Et la suppression de la taxe d'habitation dans tout ça ?

L'APVF reste naturellement dans l'expectative concernant la future réforme de la fiscalité locale dont la formule reste pour l'heure indéfinie et doit faire l'objet de nouvelles discussions dans les mois qui viennent. "Attention aux effets pervers", prévient Christophe Bouillon, rappelant que son association a "toujours milité en faveur d'un impôt citoyen". L'étude de la Banque postale, qui propose un focus sur ce qui pourrait se passer pour les petites villes, "conforte les intuitions que l'on pouvait avoir", dit-il. Des simulations ont été faites sur la base de l'un des derniers scénarios en date évoqués par l'exécutif, à savoir la compensation de la suppression de la taxe d'habitation par le transfert du foncier bâti des départements aux seules communes (les EPCI se voyant quant à eux attribuer une part d'impôt national, type TVA).
 Dans un tel schéma, 55% des petites villes seraient "sur-compensées" (le produit de foncier bâti qu'elles percevraient serait supérieur à leur produit actuel de taxe d'habitation).

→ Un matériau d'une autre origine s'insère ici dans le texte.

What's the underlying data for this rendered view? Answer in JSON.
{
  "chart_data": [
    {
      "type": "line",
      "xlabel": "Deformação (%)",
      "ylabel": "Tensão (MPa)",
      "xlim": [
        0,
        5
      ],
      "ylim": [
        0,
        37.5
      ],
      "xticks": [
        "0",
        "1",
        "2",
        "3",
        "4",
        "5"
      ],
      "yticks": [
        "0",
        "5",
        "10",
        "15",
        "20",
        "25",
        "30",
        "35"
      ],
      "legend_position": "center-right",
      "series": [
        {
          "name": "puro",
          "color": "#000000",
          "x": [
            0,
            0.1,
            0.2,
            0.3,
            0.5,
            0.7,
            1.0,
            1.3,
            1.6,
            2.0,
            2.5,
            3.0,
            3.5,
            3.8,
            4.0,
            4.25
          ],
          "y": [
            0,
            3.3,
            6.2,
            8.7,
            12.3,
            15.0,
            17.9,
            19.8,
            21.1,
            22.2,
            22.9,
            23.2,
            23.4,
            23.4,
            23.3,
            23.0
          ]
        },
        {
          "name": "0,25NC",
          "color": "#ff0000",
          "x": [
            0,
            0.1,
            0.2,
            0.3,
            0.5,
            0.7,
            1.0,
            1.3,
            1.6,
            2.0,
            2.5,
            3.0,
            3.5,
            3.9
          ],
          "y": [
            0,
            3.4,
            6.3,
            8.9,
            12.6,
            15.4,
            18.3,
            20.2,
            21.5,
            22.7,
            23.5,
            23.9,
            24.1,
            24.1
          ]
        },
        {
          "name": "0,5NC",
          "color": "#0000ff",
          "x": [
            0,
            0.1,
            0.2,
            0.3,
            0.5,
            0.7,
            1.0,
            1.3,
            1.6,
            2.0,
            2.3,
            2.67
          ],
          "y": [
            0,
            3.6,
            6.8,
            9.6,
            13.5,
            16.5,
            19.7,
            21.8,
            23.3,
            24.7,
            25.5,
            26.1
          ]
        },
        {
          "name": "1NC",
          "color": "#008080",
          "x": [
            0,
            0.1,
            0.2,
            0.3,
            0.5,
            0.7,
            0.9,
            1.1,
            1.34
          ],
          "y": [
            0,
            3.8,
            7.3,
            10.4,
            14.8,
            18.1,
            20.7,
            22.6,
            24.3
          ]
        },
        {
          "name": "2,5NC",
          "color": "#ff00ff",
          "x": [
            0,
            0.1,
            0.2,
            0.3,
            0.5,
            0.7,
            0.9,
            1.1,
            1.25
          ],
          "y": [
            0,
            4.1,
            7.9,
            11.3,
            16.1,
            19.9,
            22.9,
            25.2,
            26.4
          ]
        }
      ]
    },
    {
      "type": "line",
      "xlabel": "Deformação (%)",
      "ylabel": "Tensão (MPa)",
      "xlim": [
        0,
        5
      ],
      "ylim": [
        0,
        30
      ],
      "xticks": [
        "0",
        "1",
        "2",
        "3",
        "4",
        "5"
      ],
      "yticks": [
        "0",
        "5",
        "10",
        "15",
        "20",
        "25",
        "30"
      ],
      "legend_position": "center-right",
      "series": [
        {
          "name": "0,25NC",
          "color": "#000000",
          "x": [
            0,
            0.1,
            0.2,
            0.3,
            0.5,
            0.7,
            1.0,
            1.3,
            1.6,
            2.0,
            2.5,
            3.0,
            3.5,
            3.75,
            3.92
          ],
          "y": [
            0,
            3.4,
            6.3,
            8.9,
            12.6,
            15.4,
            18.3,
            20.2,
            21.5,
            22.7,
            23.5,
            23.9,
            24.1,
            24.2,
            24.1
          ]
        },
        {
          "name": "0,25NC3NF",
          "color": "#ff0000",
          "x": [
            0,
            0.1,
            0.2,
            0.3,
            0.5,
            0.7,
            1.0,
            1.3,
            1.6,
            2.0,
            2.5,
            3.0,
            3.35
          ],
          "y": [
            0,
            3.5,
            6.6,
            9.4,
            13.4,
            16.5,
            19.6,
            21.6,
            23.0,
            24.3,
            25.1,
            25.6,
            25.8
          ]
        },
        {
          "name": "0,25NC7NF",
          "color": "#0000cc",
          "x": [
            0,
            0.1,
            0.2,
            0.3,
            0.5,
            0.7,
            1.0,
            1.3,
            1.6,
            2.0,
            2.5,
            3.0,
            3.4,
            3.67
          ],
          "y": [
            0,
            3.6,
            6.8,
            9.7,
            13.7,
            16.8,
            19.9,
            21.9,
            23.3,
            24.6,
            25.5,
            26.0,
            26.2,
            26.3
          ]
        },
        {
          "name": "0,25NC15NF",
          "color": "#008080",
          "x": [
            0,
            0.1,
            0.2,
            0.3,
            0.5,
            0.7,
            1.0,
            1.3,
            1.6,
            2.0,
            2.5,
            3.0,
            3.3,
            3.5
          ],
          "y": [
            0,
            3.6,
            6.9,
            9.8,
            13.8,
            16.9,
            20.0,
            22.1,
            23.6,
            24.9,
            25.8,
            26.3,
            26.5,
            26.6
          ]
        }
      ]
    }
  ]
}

Les plus petites d'entre elles (2.500 à 5.000 habitants) seraient même près de 60% à être sur-compensées. En revanche, plus de 60% des villes comptant 15.000 à 25.000 habitants seraient au contraire sous-compensées. Ceci, principalement, parce que le poids de la taxe d'habitation augmente avec la taille de la commune, en lien avec l'urbanisation, et qu'a contrario, le poids relatif du foncier bâti économique est beaucoup plus marqué dans les communes rurales.
 Ce déséquilibre inquiète l'APVF. "Il faudra prévoir une redistribution des ressources fiscales encore plus forte que ce ne fut le cas lors de la suppression de la taxe professionnelle, et donc réinterroger tous les dispositifs de péréquation", prévient Luc-Alain Vervisch. Un mécanisme de fonds de garantie de type "FNGIR" est d'ailleurs en principe bien prévu (les communes sur-compensées feraient l'objet d'un prélèvement pour ce fonds de garantie tandis que les autres bénéficieraient d'un reversement, auquel s'ajouterait éventuellement une part d'impôt national). "Cela augurerait de difficultés extrêmement lourdes, quatre ou cinq mois de débats ne seront pas de trop…", juge le spécialiste. L'APVF craint en tout cas que la réforme n'accentue encore les disparités entre les différentes strates démographiques des petites villes.